A family history class using as a title Jane Eyre’s famous line, “…I am poor, obscure, plain and little…” was taught at Rootstech last week. The large room was full, every seat was taken and many stood to the side and in the back. The volume of people was an indicator that most of us owe our existence to someone who was “poor, obscure, plain and little.”
Having been orphaned before the age of ten, Caleb Summerhays was “pressed” into the service of His Majesties Navy as a teenager and participated in the War of 1812 with the United States. Returning from his service, he married and was eventually left childless and a widower twice. One summer night, Caleb lay awake wondering if he would pass through this life without family, without anything or anyone left behind to mark his presence in the world. He left his bed and went to the window where he saw three bright stars, one of which seemed to tip a shower of smaller stars. He understood that he had been shown his future and that there would yet be a shower of children and posterity.
Caleb was fifty two years old when he married Margaret Moore, a widow with two daughters and together they had three children.

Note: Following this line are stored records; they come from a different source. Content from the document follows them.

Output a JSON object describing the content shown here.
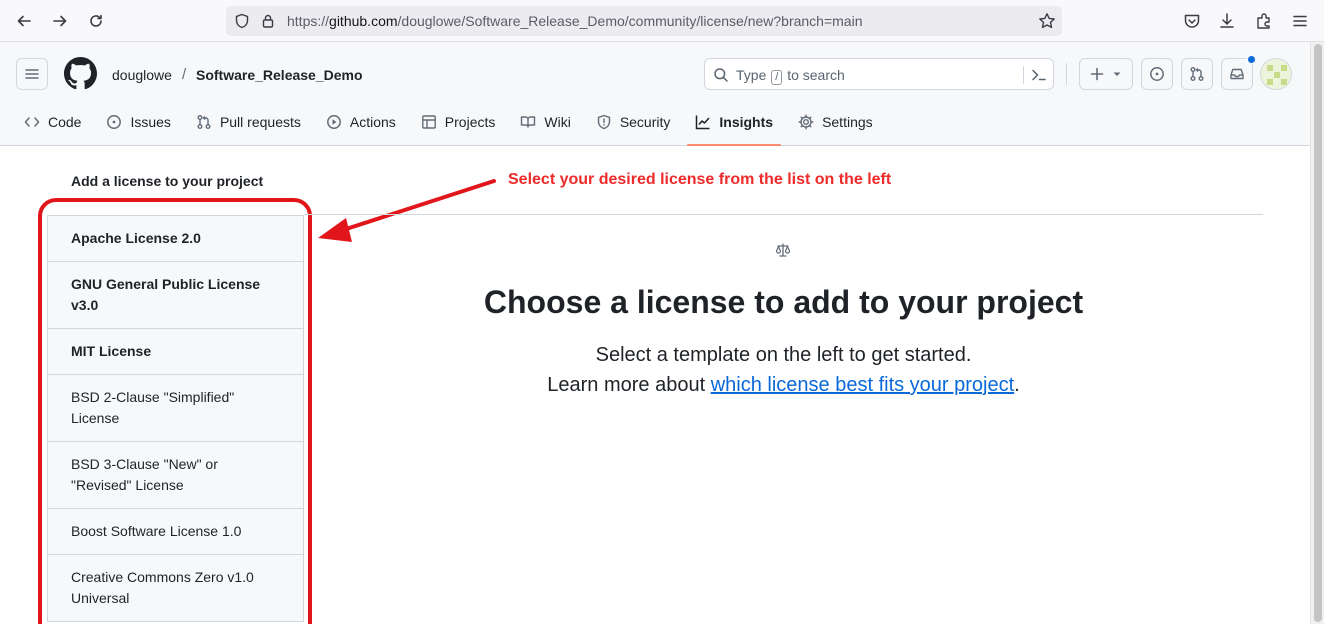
{
  "browser": {
    "url_prefix": "https://",
    "url_domain": "github.com",
    "url_path": "/douglowe/Software_Release_Demo/community/license/new?branch=main"
  },
  "repo_header": {
    "owner": "douglowe",
    "separator": "/",
    "repo_name": "Software_Release_Demo",
    "search_prefix": "Type",
    "search_key": "/",
    "search_suffix": "to search"
  },
  "tabs": [
    {
      "label": "Code",
      "icon": "code-icon"
    },
    {
      "label": "Issues",
      "icon": "issue-opened-icon"
    },
    {
      "label": "Pull requests",
      "icon": "git-pull-request-icon"
    },
    {
      "label": "Actions",
      "icon": "play-icon"
    },
    {
      "label": "Projects",
      "icon": "table-icon"
    },
    {
      "label": "Wiki",
      "icon": "book-icon"
    },
    {
      "label": "Security",
      "icon": "shield-icon"
    },
    {
      "label": "Insights",
      "icon": "graph-icon",
      "active": true
    },
    {
      "label": "Settings",
      "icon": "gear-icon"
    }
  ],
  "sidebar": {
    "title": "Add a license to your project",
    "licenses": [
      {
        "label": "Apache License 2.0"
      },
      {
        "label": "GNU General Public License v3.0"
      },
      {
        "label": "MIT License"
      },
      {
        "label": "BSD 2-Clause \"Simplified\" License"
      },
      {
        "label": "BSD 3-Clause \"New\" or \"Revised\" License"
      },
      {
        "label": "Boost Software License 1.0"
      },
      {
        "label": "Creative Commons Zero v1.0 Universal"
      }
    ]
  },
  "annotation": {
    "text": "Select your desired license from the list on the left",
    "color": "#e0161b"
  },
  "main": {
    "heading": "Choose a license to add to your project",
    "line1": "Select a template on the left to get started.",
    "line2_prefix": "Learn more about ",
    "link_text": "which license best fits your project",
    "line2_suffix": "."
  },
  "colors": {
    "accent_link": "#0969da",
    "active_tab_underline": "#fd8c73"
  }
}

The potato blight that devastated Ireland also caused a rise in food prices throughout Europe and brought hunger to their family as well. Their son, Joseph, recalled that his energetic father, who worked as a stone mason and also as a lamp lighter in London, would sometimes lean against the wall for support when he was suffering from want of food. He must have felt “poor, obscure, plain and little”, yet this family’s efforts to live and do good in the face of adversity continues to ripple through time and posterity.

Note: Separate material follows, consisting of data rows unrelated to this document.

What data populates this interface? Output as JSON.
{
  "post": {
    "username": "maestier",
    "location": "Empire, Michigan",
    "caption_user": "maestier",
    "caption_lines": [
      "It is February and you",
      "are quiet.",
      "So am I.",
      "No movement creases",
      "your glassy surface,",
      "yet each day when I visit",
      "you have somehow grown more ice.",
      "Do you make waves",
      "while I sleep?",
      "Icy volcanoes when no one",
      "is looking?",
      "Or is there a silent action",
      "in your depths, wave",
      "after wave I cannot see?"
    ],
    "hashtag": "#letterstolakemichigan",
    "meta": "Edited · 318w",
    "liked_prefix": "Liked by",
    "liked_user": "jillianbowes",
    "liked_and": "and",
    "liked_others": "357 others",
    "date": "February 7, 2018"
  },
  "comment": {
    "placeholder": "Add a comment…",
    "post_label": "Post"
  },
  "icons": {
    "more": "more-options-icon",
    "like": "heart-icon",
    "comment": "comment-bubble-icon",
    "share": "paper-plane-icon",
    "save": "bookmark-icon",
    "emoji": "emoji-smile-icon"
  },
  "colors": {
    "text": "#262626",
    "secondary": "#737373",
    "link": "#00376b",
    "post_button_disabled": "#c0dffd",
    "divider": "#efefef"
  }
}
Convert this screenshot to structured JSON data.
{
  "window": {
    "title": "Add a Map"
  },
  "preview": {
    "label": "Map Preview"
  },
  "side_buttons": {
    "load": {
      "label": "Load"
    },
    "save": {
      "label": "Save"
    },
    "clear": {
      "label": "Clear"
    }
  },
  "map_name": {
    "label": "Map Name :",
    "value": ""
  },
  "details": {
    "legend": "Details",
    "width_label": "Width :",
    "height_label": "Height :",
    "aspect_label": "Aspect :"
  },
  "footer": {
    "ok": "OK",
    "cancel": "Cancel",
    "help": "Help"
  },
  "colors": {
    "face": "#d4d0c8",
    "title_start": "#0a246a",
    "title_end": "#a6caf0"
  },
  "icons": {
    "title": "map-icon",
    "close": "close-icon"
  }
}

Though we are all small in this vast world, “God knows that some of the greatest souls who have ever lived are those who will never appear in the chronicles of history. They are the blessed, humble souls who emulate the Savior’s example and spend the days of their lives doing good.” (President Dieter F. Uchtdorf, October 2011)
As small as we are, we can take courage from the promise that with the “weak and simple” of the earth, God will do His work.